The survivors pulled back to a safer position.
Enemy mortars atop Hill 105 also joined the shelling of the Natonian-held farm.
At around the same time, the enemy’s flanking force of tanks and technicals behind Hill 102 crested the ridge to attack the Natonian forces below. The FAV platoon was destroyed by enemy tank fire, supplemented with additional fire from the surviving BRDMs of the ARSD reconnaissance platoon. The heroism and tragic loss of the WALRUSes—truly the stuff of Nollywood movies—would not go unrecognized.
One enemy tank even managed to get a flank shot against an Abrams, but missed.
“Where is my #$%^^ goddamned helicopter?” cursed COL Stormfroth as he angrily chomped on a cigar.
“The Apache is inbound now, Sir” reported his radio operator. “ETA zero five minutes.”
“Well that’s too goddamned late, isn’t it?” spat the Colonel as he climbed into the 0.50 cal turret of his HMMWV and opened fire on the approaching enemy. The clatter of his heavy machine gun was soon joined by the staccato bark of the 25mm autocannon on the Bradley. Their combined fire tore through the shabby locally-manufactured trucks of the Dakkastani militia platoon, destroying it. That would teach them to buy Natonian next time!

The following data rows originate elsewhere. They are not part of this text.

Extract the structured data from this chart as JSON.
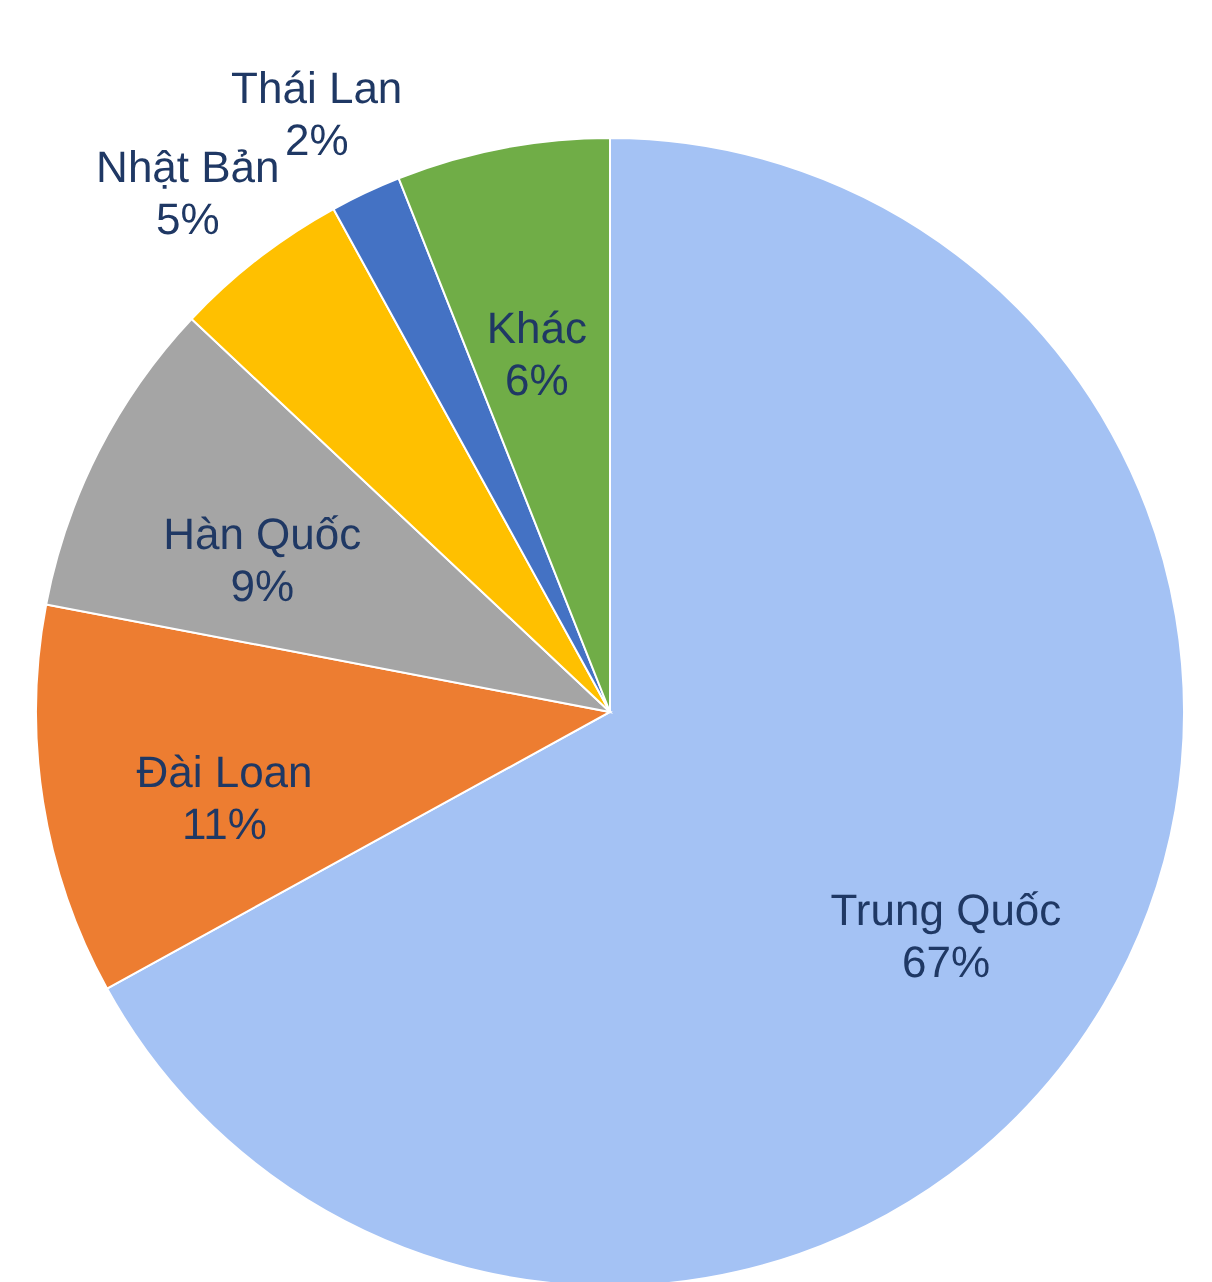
{
  "chart_data": {
    "type": "pie",
    "categories": [
      "Trung Quốc",
      "Đài Loan",
      "Hàn Quốc",
      "Nhật Bản",
      "Thái Lan",
      "Khác"
    ],
    "values": [
      67,
      11,
      9,
      5,
      2,
      6
    ],
    "value_labels": [
      "67%",
      "11%",
      "9%",
      "5%",
      "2%",
      "6%"
    ],
    "colors": [
      "#a4c2f4",
      "#ed7d31",
      "#a5a5a5",
      "#ffc000",
      "#4472c4",
      "#70ad47"
    ]
  }
}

Moments later, the M1A2s atop Hill 101 opened fire. Soon the enemy T-72 and T-55s atop the ridge were also smoking wrecks.
While the flanking attack had been destroyed, the town of Bakkala remained well-defended by Dakkastani infantry and BMPs.
COL Stormfroth’s original battle plan had called for his mechanized infantry and a platoon of tanks to develop a counter-attack at this point. However, given the strength of the enemy force—and with the WALRUSes decimated and one of his mechanized infantry platoons shattered by enemy shelling—it would be too risky to mount an assault, even allowing for the imminent arrival of his much-delayed air support.
The first battle of the war would thus end in a stalemate.